On the Startup Key dialog box, as shown in Figure 10-2, either select Password Startup or, in the System Generated Password box, select Store Startup Key on Floppy Disk.

Figure 10-2. Configuring syskey.

If Password Startup is selected, enter a password, confirm it, and then click OK. Be sure to record the password and store it in a safe place, apart from the floppy disk. Without the password, you cannot start the server.

If Store Startup Key on Floppy Disk is chosen, insert a floppy disk and click OK. Make copies of this disk and secure all copies. This disk must be used when the system is rebooted.

As an alternative to requiring local management to manage and support the use of syskey, it is possible to use products, such as Compaq's Remote Insight Lights-Out (RILO) or Dell Remote Access Card III, to transfer the sysprep floppy disk image to a remote DC, start the DC, and then delete the remote image. Both of these cards enable additional remote management.

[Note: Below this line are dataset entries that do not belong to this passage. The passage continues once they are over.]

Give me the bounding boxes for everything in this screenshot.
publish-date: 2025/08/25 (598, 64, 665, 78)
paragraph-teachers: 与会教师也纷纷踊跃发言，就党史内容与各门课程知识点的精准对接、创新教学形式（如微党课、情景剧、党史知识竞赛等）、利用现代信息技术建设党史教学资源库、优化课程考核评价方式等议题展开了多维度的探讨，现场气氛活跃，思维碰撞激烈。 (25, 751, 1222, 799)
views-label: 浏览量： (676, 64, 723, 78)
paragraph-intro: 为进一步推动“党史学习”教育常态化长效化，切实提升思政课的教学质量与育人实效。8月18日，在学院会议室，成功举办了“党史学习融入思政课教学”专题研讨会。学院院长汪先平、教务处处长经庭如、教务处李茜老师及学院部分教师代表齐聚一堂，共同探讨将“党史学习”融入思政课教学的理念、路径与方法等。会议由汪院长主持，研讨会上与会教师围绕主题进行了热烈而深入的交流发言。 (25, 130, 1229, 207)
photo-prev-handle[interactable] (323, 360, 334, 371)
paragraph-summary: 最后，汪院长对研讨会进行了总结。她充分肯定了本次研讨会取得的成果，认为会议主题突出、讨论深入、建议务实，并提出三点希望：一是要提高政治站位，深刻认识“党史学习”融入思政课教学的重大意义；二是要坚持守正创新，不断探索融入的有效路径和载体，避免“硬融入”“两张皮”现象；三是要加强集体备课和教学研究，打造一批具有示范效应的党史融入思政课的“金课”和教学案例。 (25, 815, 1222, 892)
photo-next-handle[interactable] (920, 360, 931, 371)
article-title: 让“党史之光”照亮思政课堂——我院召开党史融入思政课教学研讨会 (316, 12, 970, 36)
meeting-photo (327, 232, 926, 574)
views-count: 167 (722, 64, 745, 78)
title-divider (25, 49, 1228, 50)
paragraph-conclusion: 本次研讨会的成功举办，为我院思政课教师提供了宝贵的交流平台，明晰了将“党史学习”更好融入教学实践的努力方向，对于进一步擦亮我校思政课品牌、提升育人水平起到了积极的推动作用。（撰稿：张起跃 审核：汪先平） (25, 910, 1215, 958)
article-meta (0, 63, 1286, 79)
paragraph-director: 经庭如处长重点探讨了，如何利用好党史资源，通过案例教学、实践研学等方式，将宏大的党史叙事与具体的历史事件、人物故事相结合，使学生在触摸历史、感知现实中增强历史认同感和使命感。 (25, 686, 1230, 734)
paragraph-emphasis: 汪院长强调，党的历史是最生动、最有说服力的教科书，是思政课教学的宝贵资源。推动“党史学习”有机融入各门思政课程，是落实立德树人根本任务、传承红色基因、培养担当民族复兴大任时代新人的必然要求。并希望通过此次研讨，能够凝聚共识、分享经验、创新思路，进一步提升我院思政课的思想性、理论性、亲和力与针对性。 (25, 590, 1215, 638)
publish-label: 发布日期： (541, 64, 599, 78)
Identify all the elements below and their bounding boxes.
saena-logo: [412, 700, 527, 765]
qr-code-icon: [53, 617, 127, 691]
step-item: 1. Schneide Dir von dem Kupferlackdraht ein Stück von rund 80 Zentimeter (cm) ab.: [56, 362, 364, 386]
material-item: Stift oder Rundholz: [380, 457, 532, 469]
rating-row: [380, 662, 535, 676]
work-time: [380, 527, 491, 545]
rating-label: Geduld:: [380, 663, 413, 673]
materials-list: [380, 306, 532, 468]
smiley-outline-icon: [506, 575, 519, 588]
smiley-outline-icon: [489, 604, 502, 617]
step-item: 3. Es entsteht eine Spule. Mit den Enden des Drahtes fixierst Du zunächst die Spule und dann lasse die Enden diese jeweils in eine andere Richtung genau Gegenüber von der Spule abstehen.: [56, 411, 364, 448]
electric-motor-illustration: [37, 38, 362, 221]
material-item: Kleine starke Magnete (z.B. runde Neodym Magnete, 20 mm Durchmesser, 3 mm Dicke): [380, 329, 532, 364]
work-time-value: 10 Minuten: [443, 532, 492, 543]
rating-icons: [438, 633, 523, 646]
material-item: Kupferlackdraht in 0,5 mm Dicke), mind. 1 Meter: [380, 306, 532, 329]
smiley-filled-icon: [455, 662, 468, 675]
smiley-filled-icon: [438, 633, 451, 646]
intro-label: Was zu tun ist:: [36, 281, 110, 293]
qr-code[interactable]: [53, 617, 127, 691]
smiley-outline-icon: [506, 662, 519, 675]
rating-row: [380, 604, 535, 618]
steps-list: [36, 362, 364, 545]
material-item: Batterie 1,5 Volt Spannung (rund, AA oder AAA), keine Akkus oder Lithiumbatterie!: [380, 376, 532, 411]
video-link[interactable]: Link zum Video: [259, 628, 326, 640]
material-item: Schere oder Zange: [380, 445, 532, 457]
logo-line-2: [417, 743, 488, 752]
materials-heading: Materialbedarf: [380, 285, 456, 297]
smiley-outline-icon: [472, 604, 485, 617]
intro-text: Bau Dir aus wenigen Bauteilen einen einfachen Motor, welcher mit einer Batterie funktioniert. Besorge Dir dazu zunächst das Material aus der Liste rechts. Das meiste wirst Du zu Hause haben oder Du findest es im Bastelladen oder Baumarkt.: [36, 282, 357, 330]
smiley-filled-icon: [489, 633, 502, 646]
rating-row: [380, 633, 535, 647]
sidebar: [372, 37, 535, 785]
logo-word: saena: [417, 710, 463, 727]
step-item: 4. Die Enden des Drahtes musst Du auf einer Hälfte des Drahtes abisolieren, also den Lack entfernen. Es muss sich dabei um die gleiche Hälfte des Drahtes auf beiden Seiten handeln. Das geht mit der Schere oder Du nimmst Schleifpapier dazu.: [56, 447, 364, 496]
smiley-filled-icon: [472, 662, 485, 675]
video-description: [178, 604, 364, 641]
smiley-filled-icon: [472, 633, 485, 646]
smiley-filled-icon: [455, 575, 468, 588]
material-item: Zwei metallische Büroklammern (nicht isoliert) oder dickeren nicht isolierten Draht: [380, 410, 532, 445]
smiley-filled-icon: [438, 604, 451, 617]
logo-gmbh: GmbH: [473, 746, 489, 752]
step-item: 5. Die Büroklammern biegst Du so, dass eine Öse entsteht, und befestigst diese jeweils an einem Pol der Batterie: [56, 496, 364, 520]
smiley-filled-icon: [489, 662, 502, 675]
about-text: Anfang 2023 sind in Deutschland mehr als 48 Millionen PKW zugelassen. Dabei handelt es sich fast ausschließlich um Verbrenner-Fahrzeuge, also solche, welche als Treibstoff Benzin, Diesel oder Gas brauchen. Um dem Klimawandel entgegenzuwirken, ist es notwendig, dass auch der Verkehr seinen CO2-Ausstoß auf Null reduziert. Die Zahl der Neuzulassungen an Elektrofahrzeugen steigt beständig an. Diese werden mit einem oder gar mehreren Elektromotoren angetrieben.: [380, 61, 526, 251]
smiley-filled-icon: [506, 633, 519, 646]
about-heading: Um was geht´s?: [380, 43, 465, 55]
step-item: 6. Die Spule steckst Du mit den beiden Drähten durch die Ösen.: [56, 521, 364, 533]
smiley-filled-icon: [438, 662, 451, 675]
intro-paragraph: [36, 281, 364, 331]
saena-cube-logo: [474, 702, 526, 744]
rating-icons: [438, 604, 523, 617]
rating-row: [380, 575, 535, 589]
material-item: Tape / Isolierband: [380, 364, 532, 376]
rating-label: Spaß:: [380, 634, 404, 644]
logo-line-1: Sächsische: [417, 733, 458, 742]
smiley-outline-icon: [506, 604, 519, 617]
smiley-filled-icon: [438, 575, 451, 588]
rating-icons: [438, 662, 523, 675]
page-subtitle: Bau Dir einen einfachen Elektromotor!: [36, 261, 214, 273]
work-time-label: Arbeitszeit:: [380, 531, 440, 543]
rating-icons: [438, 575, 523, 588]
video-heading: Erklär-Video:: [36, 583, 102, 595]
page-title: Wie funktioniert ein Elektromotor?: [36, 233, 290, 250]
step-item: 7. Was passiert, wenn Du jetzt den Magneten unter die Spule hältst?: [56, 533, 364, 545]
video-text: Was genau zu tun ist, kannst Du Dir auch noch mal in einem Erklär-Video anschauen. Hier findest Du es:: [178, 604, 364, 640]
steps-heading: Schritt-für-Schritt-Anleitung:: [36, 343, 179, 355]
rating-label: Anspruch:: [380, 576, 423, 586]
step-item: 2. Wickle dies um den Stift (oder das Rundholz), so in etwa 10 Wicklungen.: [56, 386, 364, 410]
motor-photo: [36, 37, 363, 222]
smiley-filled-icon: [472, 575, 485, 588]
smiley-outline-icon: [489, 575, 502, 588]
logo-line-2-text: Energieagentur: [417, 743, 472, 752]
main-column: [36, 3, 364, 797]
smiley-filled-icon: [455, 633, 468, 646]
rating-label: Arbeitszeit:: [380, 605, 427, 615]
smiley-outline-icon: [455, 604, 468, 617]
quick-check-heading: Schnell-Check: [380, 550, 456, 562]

Physical Security for Extranets and Perimeter Networks

The authentication and management infrastructure that is provided by Active Directory can be an essential ingredient for applications that live in perimeter networks and extranets. However, these networks may be best and more securely served by creating a separate forest in the perimeter network. Because no connectivity with or replication to DCs in the corporate internal forest is necessary, if a perimeter network is breached, it cannot be used to directly compromise the internal forest.

Perimeter DCs, however, should be secured within the data center, along with web servers, database servers, and other devices that make up the perimeter network. Place the perimeter network on its own segment and use firewalls and/or packet-filtering routers to protect it from Internet access and to protect the internal network.

Best Practices for DC Physical Security

Consider the following best practices for physically securing DCs:

Place DCs in locked rooms.

Use locking racks or hardware locks on servers.

Require smart cards or biometric or other two-factor authentication for local logon to DCs.

Reduce the number of administrators that can physically access DCs and locally log on to manage them from the console.

Provide adequate power and other physical requirements for DCs.

Consider boot controls such as a BIOS password and syskey for branch office DCs.

Consider headless operation for branch offices.

When access to the corporate network is required for external employees, use VPNs and SSL.

Protect DCs from physical threats such as natural disasters and maintenance accidents.

Remove remote access tools with the exception of terminal services by administrators or other approved and secured remote administration tools.